Jonathan Brooks-Jones reports on the launch of Plaid Cymru’s election manifesto
Today Plaid Cymru launched its manifesto for the forthcoming Welsh General Election, insisting it is the only party that has the ‘new thinking’ required to deliver a stronger, more resilient Wales.
Leader Ieuan Wyn Jones criticised Labour for lacking ambition and constantly pointing to the economic limitations of the next Assembly term, and saying that they had, instead ‘mapped out a wide arc of the possible’ in terms of creating a better Wales.
Acknowledging the challenge £1.52bn cuts to public expenditure in Wales, Ieuan Wyn Jones said his party has created policy aims which are ‘bold, workable, affordable and, if implemented, could lead to a transformation of our economy and some of our key public services.’
While they will continue to push for an improved funding settlement for Wales, Plaid Cymru also has a number of strategies aimed at improving the state of the Welsh economy.
One part of their economic strategy focuses on actively encouraging small business growth by the establishment of a Small Business Bonus, which will use £90 million to provide a small business loans scheme. They also propose to create a not-for-profit company, Build4Wales, which would raise money to invest in public infrastructure projects and creating 50,000 jobs.
The other part of their economic policy is to save money by making government leaner, more efficient and effective. These plans include a 10 per cent pay cut for Welsh Cabinet Ministers and salary-freeze for Ministers and Assembly Members, following a report by PriceWaterhouseCoopers which indicated that savings of up to £192m could by cutting down on bureaucracy.
Plaid has put education at the centre of their campaign, saying they want to ‘transform’ education in Wales. They pledge to halve illiteracy and innumeracy rates by 2016, and eliminate it by 2020. However, rather than micro-managing schools, Plaid say that in government it would allow schools to devise their own clear plans for reaching targets, and more rigorous and flexible inspection systems will be created to improve Welsh schools.

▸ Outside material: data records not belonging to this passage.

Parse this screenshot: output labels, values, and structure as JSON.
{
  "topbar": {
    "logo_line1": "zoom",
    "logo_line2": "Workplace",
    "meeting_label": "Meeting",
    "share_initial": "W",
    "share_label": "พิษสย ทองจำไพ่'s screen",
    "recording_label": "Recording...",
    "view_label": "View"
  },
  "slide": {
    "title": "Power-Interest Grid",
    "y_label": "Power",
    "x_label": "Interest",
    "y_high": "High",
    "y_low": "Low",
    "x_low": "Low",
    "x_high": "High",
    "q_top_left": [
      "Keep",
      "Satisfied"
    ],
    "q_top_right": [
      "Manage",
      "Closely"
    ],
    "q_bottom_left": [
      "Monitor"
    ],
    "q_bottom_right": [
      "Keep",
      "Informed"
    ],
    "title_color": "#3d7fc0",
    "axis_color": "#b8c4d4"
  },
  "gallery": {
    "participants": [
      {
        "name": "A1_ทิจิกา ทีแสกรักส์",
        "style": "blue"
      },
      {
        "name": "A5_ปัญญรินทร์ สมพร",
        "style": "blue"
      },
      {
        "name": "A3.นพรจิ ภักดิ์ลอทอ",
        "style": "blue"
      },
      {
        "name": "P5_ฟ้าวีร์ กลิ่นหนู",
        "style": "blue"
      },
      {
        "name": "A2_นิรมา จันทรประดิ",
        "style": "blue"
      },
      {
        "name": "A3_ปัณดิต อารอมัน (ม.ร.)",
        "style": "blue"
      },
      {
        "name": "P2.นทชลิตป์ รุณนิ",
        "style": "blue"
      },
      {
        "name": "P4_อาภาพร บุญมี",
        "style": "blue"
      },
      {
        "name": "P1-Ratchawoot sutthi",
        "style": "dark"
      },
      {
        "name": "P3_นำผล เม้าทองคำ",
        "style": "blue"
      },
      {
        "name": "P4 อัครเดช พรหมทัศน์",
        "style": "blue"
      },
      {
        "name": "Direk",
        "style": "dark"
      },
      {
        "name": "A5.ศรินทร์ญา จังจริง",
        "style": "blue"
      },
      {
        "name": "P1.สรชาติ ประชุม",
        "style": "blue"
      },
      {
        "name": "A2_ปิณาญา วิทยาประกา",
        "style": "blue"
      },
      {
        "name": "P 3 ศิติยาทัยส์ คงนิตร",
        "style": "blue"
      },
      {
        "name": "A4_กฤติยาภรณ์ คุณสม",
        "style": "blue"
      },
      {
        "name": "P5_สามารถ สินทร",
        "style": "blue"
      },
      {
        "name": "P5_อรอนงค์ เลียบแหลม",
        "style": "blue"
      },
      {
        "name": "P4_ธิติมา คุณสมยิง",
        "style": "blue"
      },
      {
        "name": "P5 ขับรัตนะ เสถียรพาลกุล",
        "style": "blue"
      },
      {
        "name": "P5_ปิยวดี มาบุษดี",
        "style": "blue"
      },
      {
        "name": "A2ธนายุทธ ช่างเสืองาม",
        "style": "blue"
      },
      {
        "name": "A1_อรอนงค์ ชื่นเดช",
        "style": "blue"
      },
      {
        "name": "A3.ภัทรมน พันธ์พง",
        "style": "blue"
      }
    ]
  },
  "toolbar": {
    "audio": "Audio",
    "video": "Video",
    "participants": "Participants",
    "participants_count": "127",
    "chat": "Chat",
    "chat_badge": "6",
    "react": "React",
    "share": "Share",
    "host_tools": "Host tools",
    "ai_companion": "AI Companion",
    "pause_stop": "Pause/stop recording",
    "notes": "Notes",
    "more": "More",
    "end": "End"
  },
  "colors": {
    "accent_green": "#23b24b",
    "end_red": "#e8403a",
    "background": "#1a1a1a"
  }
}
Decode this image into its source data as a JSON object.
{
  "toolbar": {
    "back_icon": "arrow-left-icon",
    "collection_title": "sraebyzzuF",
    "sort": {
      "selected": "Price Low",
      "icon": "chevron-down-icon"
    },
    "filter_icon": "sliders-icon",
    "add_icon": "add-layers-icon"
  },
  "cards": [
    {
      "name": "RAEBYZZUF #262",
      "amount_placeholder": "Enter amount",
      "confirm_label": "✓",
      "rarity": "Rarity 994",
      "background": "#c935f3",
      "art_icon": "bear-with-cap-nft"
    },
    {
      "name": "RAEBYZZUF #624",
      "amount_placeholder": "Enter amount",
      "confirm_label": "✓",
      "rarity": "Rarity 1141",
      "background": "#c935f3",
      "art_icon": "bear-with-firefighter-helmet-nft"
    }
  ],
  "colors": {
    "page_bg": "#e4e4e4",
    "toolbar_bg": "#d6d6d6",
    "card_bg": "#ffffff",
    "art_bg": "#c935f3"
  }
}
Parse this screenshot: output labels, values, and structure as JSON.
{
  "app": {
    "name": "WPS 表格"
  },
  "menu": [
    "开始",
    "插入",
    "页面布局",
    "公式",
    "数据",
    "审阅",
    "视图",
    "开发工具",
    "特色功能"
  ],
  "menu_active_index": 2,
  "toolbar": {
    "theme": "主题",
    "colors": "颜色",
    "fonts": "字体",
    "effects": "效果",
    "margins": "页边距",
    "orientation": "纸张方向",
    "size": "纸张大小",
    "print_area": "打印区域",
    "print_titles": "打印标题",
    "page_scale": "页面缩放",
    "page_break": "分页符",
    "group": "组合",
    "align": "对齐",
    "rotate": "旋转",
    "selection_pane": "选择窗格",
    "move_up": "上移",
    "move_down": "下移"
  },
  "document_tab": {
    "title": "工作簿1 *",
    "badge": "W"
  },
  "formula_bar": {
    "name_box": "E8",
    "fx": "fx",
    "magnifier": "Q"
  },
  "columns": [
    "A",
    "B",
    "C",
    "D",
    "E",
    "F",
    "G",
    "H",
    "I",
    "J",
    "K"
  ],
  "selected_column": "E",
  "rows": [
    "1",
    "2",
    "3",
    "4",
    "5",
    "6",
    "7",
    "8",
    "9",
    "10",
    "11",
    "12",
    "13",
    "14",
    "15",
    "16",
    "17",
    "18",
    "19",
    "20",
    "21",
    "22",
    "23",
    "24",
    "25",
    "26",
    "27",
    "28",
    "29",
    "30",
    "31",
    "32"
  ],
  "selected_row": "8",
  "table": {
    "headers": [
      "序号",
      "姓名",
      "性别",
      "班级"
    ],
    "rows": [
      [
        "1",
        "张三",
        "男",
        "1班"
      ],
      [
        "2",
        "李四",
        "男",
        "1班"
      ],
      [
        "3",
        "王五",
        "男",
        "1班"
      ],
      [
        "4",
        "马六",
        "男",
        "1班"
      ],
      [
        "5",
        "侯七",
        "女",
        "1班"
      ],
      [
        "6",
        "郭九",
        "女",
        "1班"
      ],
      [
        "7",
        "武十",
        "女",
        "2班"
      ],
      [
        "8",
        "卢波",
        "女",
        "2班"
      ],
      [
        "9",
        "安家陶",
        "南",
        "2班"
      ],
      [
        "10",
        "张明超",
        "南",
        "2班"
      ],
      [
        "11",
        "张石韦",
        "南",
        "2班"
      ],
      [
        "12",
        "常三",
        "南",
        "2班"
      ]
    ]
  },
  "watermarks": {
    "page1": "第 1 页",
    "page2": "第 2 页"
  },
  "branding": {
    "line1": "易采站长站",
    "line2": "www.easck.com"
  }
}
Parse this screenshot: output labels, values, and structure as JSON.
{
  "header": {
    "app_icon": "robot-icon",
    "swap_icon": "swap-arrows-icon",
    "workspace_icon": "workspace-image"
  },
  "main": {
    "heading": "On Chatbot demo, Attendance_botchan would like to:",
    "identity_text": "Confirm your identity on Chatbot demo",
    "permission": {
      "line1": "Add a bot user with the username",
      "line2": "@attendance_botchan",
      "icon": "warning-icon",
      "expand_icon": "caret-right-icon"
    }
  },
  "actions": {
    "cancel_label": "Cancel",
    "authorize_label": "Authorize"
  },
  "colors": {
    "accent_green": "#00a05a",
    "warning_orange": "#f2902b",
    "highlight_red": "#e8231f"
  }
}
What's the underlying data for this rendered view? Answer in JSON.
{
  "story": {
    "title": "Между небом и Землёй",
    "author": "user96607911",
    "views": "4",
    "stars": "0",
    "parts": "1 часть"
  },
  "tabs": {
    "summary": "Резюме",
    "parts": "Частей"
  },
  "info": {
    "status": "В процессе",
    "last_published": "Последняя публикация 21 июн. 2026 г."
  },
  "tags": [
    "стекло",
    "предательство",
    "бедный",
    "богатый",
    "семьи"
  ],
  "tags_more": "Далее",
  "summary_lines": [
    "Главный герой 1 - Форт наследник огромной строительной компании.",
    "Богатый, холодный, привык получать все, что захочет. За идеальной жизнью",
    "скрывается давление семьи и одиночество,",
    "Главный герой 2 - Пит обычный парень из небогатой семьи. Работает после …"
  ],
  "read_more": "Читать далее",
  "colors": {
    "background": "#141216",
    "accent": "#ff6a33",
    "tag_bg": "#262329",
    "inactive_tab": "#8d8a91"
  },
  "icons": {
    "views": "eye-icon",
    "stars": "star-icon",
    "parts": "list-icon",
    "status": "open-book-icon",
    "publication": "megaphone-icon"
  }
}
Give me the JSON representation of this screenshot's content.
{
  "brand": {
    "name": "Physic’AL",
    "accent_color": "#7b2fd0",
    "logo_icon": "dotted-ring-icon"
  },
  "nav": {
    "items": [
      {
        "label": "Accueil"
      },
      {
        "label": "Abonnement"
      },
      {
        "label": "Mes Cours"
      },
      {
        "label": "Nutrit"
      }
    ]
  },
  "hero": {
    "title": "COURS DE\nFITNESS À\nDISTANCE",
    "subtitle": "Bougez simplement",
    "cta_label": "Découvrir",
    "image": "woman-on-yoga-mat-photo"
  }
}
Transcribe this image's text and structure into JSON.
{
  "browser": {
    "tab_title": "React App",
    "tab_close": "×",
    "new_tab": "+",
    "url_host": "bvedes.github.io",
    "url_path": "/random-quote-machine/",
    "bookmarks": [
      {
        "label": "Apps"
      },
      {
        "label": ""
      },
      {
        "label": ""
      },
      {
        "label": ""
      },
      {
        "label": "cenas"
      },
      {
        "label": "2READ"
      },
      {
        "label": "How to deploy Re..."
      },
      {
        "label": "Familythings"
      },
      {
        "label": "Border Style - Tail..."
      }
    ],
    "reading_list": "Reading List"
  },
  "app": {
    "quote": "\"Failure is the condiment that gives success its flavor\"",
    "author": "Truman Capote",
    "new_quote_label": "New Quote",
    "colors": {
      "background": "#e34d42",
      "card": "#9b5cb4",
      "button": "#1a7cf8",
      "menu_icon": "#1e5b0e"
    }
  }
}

The party also pledges to increase the availability of GPs and dentists, and make it easier for patients to see their GPs out-of-hours, to make the NHS provide a more patient-oriented service.
Another key policy aim is to vastly improve Wales’ connectivity, both in terms of communication and transport. They plan to carry out major improvements in mobile phone, 3G, 4G, and Wi-Fi coverage, and improve transport links in Wales. This will involve calling for the devolution of functions and funding of Welsh rail lines from Network Rail.
Plaid also calls for the devolution of the police and criminal justice system, allowing Wales to develop its own distinctive body of law and tailoring the administration of justice to suit the economic and social needs of Wales.
Viewing the creative industries as one of Wales’ strongest assets, Plaid will also negotiate with Westminster for the devolution of broadcasting to protect and develop S4C, as well as ensuring that we make the most of our creative talent.
Plaid will also call for the devolution of powers over one of our main exports, water and energy. They also pledge to make full, and intelligent, use of Wales’ abundant sources of renewable energy to help cut our carbon footprint.
The Plaid Cymru manifesto also sets out their policies for ensuring better access to decent, more affordable housing. For example, they would support low cost home-ownership through the Homebuy scheme, which allows people to share the cost of buying a house with a social landlord, reducing monthly mortgage payments.
Plaid Cymru have named their manifesto after a quote from Dylan Thomas, saying it believes ‘his mantra should be the guiding principle of the next Welsh Government.’ Plaid’s Director of Policy and candidate in Carmarthen West and South Pembrokeshire Nerys Evans said: ‘To date, only Plaid Cymru has offered that vision and hope for a better Wales – We cannot afford 5 more years of Labour failure and lack of ambition.’